En mai 2015, 25 ans exactement après l'apparition du premier cas d'ESB, l'Organisation mondiale de la santé animale (OIE) a attribué à la Suisse la catégorie de pays la plus sûre (pays à risque négligeable) en ce qui concerne l'ESB. Ce grand succès est le résultat d'un vaste programme de lutte qui a influencé de nombreux aspects de la santé animale jusqu'à aujourd'hui.
1.6.3 Farines animales
Quelques semaines après la découverte du premier cas d'ESB en novembre 1990, la Suisse a pris des mesures centrales. Afin d'endiguer la propagation de la maladie chez les bovins, l'utilisation de farines animales dans l'alimentation des ruminants a été interdite. Pour protéger l'homme, les matériaux à risque tels que la cervelle et la moelle épinière des bovins ont été exclus de la chaîne alimentaire. Depuis, plusieurs mesures d'accompagnement ont été prises, comme l'interdiction des farines animales pour tous les animaux d'élevage en 2001.

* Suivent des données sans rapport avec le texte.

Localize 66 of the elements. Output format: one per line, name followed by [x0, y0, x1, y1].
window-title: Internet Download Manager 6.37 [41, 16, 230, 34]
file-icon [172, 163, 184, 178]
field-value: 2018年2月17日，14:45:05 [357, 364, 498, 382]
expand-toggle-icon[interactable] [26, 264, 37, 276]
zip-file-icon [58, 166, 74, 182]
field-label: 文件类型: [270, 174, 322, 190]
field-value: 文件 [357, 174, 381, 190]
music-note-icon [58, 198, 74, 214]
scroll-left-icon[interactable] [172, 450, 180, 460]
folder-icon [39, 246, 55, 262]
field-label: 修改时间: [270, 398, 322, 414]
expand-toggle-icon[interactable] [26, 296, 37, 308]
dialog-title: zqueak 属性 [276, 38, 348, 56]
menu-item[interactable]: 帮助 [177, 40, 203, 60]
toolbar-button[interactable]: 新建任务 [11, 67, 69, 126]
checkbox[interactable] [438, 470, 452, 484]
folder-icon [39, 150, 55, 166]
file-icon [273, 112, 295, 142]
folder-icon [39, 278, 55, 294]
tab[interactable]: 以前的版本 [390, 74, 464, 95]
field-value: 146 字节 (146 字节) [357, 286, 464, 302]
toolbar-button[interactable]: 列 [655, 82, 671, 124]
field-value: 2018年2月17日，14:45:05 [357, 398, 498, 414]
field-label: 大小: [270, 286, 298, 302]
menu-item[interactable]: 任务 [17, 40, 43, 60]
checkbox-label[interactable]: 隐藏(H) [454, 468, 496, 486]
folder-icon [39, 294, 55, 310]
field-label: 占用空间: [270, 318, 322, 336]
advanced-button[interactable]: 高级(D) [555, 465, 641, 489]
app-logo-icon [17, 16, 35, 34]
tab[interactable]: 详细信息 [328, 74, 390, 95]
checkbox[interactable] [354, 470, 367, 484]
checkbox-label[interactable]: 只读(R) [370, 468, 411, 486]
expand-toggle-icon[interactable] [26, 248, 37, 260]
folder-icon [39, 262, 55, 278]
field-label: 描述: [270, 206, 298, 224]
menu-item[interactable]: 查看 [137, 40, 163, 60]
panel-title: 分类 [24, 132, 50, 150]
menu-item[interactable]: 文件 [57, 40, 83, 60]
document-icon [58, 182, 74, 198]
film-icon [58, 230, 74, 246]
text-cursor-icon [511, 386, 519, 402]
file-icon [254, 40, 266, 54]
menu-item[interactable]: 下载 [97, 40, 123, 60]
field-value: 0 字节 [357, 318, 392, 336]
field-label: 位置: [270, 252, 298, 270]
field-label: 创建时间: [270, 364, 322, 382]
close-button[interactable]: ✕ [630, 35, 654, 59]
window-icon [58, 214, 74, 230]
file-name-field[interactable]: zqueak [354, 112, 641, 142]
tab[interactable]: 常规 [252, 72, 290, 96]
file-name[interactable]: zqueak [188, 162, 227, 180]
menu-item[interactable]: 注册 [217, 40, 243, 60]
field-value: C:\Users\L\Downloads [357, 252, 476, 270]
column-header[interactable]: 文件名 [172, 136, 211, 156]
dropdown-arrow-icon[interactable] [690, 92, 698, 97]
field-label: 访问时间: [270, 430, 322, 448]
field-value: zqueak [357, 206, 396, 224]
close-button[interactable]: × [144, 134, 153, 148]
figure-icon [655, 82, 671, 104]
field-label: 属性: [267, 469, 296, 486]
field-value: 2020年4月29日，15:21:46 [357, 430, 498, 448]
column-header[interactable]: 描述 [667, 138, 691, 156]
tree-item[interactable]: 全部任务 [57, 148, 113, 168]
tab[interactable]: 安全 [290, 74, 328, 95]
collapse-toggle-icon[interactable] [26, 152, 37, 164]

Depuis 2021, il est question d'utiliser à nouveau des protéines animales. L'utilisation de protéines animales permettrait de réduire le déficit protéique national et d'influencer les flux d'éléments nutritifs. La réintroduction des protéines animales est discutée uniquement pour les porcs et les volailles, comme cela est à nouveau autorisé au niveau de l'UE. Outre les avantages, la sécurité alimentaire et la nécessité de séparer les flux de marchandises constituent des défis. On ne sait pas encore quand et dans quelle mesure les protéines animales pourront être utilisées à l'avenir.